ICS/LABA combo therapy: black box warning removed

Publication of the Salmeterol Multicenter Asthma Research Trial (SMART) in 2006 caused panic among asthmatics and the physicians who treat them (Nelson et al. Chest. 2006;129[1]:15). The study suggested that the long-acting beta-2-agonist (LABA) salmeterol leads to an increased risk of asthma/respiratory-related deaths compared with placebo. This finding was more pronounced in the African American subpopulation. The study left many questions unanswered, including whether or not this risk is present when LABA therapy is combined with inhaled corticosteroids (ICS) (O’Byrne. Chest. 2006;129[1]:3). Subsequent meta-analyses confirmed the increased risk with LABA monotherapy but not with LABA/ICS (Salpeter et al. Ann Inter Med. 2006;144[12]: 904; Jaeschke et al. Am J Respir Crit Care Med. 2008;178[10]:1009). Still, a black box warning relating LABA to asthma-related death was applied to LABA/ICS products.

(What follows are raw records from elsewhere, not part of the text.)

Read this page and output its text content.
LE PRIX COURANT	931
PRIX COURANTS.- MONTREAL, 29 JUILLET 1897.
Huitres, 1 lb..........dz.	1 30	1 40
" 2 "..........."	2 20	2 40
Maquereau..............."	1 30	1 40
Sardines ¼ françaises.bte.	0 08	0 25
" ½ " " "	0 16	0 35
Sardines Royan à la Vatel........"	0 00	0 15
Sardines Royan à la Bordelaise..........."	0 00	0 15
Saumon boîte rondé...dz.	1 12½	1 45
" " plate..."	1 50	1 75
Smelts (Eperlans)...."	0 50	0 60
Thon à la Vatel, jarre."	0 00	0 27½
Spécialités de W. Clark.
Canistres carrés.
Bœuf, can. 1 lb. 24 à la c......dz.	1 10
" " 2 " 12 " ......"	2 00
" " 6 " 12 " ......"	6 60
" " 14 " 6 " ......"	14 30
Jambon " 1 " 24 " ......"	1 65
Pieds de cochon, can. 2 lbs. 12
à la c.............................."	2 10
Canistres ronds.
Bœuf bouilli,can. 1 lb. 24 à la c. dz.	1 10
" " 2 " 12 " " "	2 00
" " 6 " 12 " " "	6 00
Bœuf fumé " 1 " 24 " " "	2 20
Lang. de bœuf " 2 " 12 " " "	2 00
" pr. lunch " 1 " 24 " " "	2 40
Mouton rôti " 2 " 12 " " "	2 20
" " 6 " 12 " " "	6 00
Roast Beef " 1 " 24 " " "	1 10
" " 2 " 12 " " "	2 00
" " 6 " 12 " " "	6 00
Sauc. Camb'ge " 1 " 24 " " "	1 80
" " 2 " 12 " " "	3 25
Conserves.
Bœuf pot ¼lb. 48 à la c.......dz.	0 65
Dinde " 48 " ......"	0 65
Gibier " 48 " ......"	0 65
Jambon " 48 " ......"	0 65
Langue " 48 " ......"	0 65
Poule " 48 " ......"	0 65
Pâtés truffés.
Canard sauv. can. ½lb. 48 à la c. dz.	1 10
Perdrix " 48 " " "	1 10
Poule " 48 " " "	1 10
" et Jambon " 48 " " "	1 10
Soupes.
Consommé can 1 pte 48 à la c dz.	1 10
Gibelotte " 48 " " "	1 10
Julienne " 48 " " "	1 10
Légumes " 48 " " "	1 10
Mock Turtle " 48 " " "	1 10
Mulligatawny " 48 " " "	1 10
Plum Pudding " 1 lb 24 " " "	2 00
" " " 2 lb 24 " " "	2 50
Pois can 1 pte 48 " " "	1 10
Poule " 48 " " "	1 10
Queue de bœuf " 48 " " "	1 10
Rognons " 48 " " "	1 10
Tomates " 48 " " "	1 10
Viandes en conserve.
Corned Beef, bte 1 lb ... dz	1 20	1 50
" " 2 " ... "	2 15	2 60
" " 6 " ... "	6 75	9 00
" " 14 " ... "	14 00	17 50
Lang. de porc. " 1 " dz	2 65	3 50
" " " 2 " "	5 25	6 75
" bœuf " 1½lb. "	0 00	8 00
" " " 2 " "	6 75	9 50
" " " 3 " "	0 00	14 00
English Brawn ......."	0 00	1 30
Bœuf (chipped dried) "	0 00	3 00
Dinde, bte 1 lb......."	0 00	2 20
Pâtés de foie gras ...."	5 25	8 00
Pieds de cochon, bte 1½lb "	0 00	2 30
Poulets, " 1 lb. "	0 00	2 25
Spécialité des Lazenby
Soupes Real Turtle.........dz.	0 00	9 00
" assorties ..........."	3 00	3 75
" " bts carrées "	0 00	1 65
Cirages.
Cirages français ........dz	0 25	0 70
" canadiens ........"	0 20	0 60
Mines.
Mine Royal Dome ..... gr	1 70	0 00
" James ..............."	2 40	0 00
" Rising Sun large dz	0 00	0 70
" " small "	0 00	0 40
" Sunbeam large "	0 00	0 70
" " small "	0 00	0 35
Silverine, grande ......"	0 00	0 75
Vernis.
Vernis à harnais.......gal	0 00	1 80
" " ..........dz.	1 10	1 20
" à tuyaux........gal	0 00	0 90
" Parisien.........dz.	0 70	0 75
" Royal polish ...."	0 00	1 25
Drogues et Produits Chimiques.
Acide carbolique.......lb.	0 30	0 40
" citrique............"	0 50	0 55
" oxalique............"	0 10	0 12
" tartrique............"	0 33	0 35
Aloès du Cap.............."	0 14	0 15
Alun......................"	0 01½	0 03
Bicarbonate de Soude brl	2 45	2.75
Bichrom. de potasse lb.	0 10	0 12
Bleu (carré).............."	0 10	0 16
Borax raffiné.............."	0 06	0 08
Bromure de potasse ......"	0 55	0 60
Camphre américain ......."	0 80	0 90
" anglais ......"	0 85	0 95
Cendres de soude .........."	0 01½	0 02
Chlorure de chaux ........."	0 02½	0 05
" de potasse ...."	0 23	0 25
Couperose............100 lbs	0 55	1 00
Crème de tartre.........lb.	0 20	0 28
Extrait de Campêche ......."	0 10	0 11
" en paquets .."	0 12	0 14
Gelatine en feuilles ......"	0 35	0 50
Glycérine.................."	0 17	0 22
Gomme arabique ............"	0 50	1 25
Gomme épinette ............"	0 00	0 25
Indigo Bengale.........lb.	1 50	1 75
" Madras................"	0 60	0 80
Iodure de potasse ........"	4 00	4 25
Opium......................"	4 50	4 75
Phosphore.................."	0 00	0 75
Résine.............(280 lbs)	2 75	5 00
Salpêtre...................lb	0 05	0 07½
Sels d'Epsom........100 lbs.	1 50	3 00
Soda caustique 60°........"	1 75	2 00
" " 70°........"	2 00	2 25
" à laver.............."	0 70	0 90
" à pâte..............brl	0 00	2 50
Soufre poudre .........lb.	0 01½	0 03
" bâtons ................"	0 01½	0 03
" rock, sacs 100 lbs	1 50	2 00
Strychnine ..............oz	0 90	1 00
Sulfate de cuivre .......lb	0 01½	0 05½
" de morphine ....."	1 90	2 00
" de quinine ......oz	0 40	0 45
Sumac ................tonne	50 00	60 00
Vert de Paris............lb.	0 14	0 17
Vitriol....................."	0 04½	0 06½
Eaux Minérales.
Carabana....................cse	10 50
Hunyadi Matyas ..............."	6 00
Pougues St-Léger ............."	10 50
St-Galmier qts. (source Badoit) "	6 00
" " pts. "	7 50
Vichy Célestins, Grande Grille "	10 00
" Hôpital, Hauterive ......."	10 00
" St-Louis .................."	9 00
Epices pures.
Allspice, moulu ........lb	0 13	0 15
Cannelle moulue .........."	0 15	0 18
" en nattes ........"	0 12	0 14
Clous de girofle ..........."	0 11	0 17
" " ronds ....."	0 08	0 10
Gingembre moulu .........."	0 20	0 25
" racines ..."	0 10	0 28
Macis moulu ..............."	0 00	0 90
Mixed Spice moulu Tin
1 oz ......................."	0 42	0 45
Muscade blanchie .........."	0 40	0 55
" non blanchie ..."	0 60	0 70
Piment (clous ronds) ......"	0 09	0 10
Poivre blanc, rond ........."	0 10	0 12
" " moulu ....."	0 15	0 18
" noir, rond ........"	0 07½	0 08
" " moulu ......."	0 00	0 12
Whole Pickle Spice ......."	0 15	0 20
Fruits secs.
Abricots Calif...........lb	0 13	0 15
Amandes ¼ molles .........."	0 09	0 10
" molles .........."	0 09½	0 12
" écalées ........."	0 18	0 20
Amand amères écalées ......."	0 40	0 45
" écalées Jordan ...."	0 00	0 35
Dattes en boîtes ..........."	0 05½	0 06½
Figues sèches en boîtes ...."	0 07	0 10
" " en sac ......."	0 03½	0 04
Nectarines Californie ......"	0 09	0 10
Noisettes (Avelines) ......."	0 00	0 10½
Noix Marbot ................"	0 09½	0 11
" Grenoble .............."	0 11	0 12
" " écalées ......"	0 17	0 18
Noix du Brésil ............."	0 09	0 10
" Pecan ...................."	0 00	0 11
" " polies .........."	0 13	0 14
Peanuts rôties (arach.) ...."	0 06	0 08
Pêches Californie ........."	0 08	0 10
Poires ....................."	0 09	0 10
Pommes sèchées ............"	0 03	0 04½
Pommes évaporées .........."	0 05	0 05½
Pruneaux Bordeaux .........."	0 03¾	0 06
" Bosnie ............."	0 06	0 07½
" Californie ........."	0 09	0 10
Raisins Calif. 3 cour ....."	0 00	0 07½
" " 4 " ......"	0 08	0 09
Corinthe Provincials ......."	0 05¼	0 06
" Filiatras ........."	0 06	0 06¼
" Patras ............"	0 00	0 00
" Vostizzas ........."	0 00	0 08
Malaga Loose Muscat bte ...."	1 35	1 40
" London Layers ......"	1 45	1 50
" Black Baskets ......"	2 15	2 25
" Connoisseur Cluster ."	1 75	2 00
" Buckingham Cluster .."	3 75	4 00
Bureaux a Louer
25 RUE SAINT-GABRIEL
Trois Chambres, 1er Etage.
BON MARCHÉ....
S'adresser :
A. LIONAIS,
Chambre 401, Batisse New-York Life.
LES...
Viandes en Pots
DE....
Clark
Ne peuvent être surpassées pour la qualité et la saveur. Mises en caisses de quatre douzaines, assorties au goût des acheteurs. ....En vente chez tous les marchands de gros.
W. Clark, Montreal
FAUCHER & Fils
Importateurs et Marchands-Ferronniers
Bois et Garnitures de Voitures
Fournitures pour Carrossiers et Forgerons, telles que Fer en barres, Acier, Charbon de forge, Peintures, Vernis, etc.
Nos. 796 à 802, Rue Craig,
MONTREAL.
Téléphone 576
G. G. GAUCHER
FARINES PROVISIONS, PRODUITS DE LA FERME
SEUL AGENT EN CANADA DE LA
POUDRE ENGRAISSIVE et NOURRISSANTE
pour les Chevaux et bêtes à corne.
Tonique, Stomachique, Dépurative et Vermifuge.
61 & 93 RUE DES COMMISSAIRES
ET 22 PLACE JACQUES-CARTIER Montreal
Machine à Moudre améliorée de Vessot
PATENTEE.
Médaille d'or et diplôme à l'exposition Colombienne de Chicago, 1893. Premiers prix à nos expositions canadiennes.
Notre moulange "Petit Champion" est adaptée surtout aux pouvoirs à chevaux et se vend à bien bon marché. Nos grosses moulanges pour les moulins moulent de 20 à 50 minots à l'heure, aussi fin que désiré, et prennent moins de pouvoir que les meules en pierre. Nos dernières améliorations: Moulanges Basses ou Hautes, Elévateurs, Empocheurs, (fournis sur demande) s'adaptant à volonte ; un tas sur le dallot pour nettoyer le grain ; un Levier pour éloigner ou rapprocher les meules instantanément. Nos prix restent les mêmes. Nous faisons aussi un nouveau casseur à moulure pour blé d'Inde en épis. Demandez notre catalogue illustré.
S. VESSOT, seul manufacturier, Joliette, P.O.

In 2011, the Food and Drug Administration (FDA) mandated large, randomized controlled trials be performed for LABA/ICS products to assess safety. These trials were recently completed, showing no difference in asthma-related deaths between LABA/ICS and ICS alone. There were 41, 297 patients across four trials, three included teenagers and adults (age ≥ 12) and one enrolled children (ages 4-11). These studies prompted the FDA to remove the black box warning from salmeterol/fluticasone, formoterol/budesonide, and formoterol/mometasone (https://wwwfdagov/downloads/Drugs/DrugSafety/UCM589997pdf).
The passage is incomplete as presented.